Damals konnten wir die so erstellten „Privatkopien“ bis zu sieben mal für Freunde und Bekannte (unentgeltlich) weiterkopieren. Heute sieht die Welt anders aus. Heute kann es passieren, dass unser Datenträger einfach gelöscht wird, weil der Rechteinhaber es so möchte. Man wacht morgens auf und die Bücherregale sind leer – schwups. Dank DRM ist sowas nicht ganz abwegig.

Ich will hier nicht gegen Autoren, Musiker und andere schöpferisch tätige Menschen argumentieren. Ich habe einige aus dieser Zunft in meinem Bekannten und Freundeskreis und habe ein soziales Interesse daran, dass diese Menschen von Ihrer Begabung leben können. Schliesslich nutzt es mir etwas, wenn der Musiker Musik macht, die mich erfreut. Besser als wenn er in der Fabrik oder beim Radio arbeiten muss, weil er mit der Musik kein Geld verdienen kann.

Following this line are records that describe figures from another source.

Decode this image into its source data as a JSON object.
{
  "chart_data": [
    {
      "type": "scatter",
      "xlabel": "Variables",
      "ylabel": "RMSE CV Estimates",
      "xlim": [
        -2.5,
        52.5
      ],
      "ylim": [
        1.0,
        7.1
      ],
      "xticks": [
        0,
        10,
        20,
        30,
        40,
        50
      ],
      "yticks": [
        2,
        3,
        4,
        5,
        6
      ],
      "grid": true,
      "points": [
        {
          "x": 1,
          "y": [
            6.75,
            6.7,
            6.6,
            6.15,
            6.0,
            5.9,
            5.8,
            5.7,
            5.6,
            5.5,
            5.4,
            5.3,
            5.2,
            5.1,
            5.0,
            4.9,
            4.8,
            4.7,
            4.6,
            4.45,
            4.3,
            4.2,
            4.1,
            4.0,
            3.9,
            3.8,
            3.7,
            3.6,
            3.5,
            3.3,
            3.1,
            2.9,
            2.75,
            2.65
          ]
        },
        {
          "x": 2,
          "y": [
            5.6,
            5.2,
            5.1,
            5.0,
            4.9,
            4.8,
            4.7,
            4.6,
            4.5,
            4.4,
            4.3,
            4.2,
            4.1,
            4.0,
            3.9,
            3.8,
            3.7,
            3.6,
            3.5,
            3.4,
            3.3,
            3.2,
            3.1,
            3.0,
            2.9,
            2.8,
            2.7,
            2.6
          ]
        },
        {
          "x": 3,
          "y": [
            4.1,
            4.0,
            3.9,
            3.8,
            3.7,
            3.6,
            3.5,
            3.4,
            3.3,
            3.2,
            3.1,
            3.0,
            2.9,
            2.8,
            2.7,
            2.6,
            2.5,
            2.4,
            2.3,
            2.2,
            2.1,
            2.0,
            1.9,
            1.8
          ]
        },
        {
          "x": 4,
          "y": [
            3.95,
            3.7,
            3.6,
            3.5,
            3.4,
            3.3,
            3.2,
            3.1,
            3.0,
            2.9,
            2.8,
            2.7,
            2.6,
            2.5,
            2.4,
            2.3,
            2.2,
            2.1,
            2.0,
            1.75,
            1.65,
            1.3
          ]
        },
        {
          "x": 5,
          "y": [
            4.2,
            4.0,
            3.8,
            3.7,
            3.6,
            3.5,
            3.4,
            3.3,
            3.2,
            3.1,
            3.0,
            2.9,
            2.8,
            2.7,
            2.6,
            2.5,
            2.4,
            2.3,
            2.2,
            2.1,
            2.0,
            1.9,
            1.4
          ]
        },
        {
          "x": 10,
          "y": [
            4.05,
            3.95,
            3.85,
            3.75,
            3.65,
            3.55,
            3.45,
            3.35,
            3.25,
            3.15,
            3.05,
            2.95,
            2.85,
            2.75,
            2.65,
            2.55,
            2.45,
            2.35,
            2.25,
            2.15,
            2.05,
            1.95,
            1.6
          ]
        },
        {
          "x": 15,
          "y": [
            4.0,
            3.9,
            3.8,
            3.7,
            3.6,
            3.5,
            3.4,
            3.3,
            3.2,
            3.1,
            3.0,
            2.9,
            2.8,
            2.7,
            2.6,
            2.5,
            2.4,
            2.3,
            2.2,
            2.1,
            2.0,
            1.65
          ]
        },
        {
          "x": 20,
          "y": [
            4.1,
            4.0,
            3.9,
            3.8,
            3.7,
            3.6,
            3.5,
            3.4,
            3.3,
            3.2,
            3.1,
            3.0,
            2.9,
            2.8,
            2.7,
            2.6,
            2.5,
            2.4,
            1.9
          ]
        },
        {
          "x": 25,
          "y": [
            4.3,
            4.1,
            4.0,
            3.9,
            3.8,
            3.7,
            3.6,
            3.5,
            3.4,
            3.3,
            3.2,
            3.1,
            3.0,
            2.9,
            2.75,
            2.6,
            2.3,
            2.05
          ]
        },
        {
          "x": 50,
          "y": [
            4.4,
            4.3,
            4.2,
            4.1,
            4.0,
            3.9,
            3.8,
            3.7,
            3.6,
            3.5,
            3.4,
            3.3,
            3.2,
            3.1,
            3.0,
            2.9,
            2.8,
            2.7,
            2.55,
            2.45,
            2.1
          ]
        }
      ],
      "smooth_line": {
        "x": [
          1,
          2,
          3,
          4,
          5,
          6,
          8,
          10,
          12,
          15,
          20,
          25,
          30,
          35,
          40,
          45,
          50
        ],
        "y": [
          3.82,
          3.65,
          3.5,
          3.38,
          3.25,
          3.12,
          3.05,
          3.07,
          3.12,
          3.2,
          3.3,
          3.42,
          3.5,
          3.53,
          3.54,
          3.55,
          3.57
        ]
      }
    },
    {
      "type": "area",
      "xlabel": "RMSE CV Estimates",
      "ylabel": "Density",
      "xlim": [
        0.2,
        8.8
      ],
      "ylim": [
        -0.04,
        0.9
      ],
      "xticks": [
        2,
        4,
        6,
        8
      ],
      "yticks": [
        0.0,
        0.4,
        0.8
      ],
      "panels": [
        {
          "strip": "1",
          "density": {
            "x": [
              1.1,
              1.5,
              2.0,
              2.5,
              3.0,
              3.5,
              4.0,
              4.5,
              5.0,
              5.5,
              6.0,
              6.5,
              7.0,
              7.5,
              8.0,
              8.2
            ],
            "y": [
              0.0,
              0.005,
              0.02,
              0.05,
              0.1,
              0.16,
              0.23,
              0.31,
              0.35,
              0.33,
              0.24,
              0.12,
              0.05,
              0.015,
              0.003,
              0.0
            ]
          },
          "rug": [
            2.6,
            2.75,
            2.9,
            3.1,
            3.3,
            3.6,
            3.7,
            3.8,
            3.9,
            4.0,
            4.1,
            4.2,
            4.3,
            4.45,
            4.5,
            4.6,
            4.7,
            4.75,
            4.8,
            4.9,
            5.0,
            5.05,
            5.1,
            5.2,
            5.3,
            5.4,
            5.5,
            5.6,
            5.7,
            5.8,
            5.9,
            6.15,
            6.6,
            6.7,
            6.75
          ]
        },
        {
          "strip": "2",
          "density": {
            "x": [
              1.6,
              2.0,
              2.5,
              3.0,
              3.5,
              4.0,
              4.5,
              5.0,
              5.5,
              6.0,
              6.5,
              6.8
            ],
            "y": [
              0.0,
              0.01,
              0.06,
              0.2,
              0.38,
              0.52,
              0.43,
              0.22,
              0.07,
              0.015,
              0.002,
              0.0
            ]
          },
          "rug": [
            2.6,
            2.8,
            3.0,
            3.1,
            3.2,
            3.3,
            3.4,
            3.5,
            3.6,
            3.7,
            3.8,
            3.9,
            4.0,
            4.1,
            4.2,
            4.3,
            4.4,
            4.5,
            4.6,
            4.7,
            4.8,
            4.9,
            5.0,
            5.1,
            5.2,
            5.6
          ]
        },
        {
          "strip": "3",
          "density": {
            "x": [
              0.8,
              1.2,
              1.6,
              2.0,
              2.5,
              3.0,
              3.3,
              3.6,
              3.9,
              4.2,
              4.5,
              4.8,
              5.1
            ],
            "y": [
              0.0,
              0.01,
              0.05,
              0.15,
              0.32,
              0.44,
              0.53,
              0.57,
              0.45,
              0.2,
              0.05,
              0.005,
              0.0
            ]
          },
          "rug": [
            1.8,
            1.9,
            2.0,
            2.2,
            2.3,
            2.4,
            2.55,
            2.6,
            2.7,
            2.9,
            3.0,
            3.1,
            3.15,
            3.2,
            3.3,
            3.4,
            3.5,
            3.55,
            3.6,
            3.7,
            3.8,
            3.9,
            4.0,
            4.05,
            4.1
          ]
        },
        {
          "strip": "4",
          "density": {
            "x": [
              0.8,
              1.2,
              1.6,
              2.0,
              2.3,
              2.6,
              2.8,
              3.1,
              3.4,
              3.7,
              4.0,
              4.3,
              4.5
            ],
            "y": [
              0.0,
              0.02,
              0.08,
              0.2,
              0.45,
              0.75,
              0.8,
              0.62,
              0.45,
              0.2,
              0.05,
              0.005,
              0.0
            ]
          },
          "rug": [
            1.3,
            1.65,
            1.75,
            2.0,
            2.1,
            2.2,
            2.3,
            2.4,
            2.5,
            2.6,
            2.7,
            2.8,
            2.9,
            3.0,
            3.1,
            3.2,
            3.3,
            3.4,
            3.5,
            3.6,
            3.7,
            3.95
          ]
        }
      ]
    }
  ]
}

Wenn ich aber bei Heise lese:

Deshalb will die künftige Regierung „den rechtlichen Rahmen für einen wirksamen Schutz des geistigen Eigentums“ weiter stärken sowie sich international „für wirksame Maßnahmen gegen die weltweite Marken- und Produktpiraterie einsetzen“.

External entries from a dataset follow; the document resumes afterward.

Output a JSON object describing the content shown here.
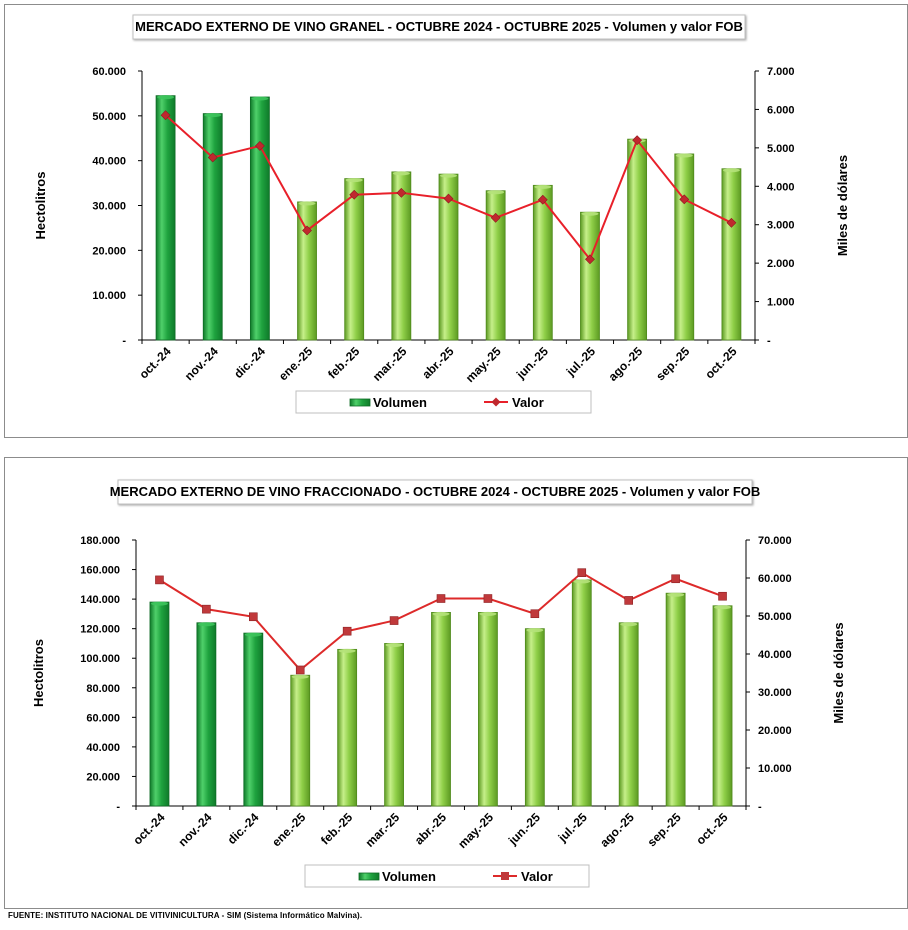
{
  "colors": {
    "bar_dark": "#1fa33f",
    "bar_light": "#8fcf48",
    "line1": "#e8202a",
    "marker1": "#c0282e",
    "line2": "#dd2a2a",
    "marker2": "#c0393b"
  },
  "chart_data": [
    {
      "type": "bar+line",
      "title": "MERCADO EXTERNO DE VINO GRANEL - OCTUBRE 2024 - OCTUBRE 2025 - Volumen y valor FOB",
      "ylabel": "Hectolitros",
      "y2label": "Miles de dólares",
      "categories": [
        "oct.-24",
        "nov.-24",
        "dic.-24",
        "ene.-25",
        "feb.-25",
        "mar.-25",
        "abr.-25",
        "may.-25",
        "jun.-25",
        "jul.-25",
        "ago.-25",
        "sep.-25",
        "oct.-25"
      ],
      "dark_count": 3,
      "ylim": [
        0,
        60000
      ],
      "y2lim": [
        0,
        7000
      ],
      "yticks": [
        "-",
        "10.000",
        "20.000",
        "30.000",
        "40.000",
        "50.000",
        "60.000"
      ],
      "y2ticks": [
        "-",
        "1.000",
        "2.000",
        "3.000",
        "4.000",
        "5.000",
        "6.000",
        "7.000"
      ],
      "series": [
        {
          "name": "Volumen",
          "kind": "bar",
          "axis": "left",
          "values": [
            54500,
            50500,
            54200,
            30800,
            36000,
            37500,
            37000,
            33300,
            34500,
            28500,
            44800,
            41500,
            38200
          ]
        },
        {
          "name": "Valor",
          "kind": "line",
          "axis": "right",
          "values": [
            5850,
            4750,
            5050,
            2850,
            3780,
            3830,
            3680,
            3180,
            3650,
            2100,
            5200,
            3660,
            3050
          ]
        }
      ],
      "legend": [
        "Volumen",
        "Valor"
      ],
      "marker": "diamond"
    },
    {
      "type": "bar+line",
      "title": "MERCADO EXTERNO DE VINO FRACCIONADO - OCTUBRE 2024 - OCTUBRE 2025 - Volumen y valor FOB",
      "ylabel": "Hectolitros",
      "y2label": "Miles de dólares",
      "categories": [
        "oct.-24",
        "nov.-24",
        "dic.-24",
        "ene.-25",
        "feb.-25",
        "mar.-25",
        "abr.-25",
        "may.-25",
        "jun.-25",
        "jul.-25",
        "ago.-25",
        "sep.-25",
        "oct.-25"
      ],
      "dark_count": 3,
      "ylim": [
        0,
        180000
      ],
      "y2lim": [
        0,
        70000
      ],
      "yticks": [
        "-",
        "20.000",
        "40.000",
        "60.000",
        "80.000",
        "100.000",
        "120.000",
        "140.000",
        "160.000",
        "180.000"
      ],
      "y2ticks": [
        "-",
        "10.000",
        "20.000",
        "30.000",
        "40.000",
        "50.000",
        "60.000",
        "70.000"
      ],
      "series": [
        {
          "name": "Volumen",
          "kind": "bar",
          "axis": "left",
          "values": [
            138000,
            124000,
            117000,
            88500,
            106000,
            110000,
            131000,
            131000,
            120000,
            153000,
            124000,
            144000,
            135500
          ]
        },
        {
          "name": "Valor",
          "kind": "line",
          "axis": "right",
          "values": [
            59500,
            51800,
            49800,
            35800,
            46000,
            48800,
            54600,
            54600,
            50600,
            61400,
            54100,
            59800,
            55200
          ]
        }
      ],
      "legend": [
        "Volumen",
        "Valor"
      ],
      "marker": "square"
    }
  ],
  "footer": {
    "source": "FUENTE: INSTITUTO NACIONAL DE VITIVINICULTURA - SIM (Sistema Informático Malvina)."
  }
}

frage ich mich, welche Lobby diesbezüglich tätig ist. Sind es die Musiker, oder diejenigen die heute schon viel mehr Ertrag mit den Werken verdienen als die Schöpfenden selbst? Um wessen rechte geht es wirklich? Oben schrieb ich von zwei Seiten eines Vertragsverhältnisses – hier haben wir aber drei aktive Fraktionen: Die Schaffenden, die Verbraucher und dazwischen einen Moloch der Musikindustrie der nur mittels Marketing und Verwaltung eine (immer kleiner werdende) Daseinberechtigung hat.

WENN unsere neue Regierung etwas wirklich sinnvolles tun möchte, wäre sie gut beraten die Rechte der Musiker und der Verbraucher nicht aus dem Auge zu verlieren! Zur Kultur gehört auch der freie Zugriff auf dieselbe. Nur daraus erwächst Bildung und weitergehende Kultur.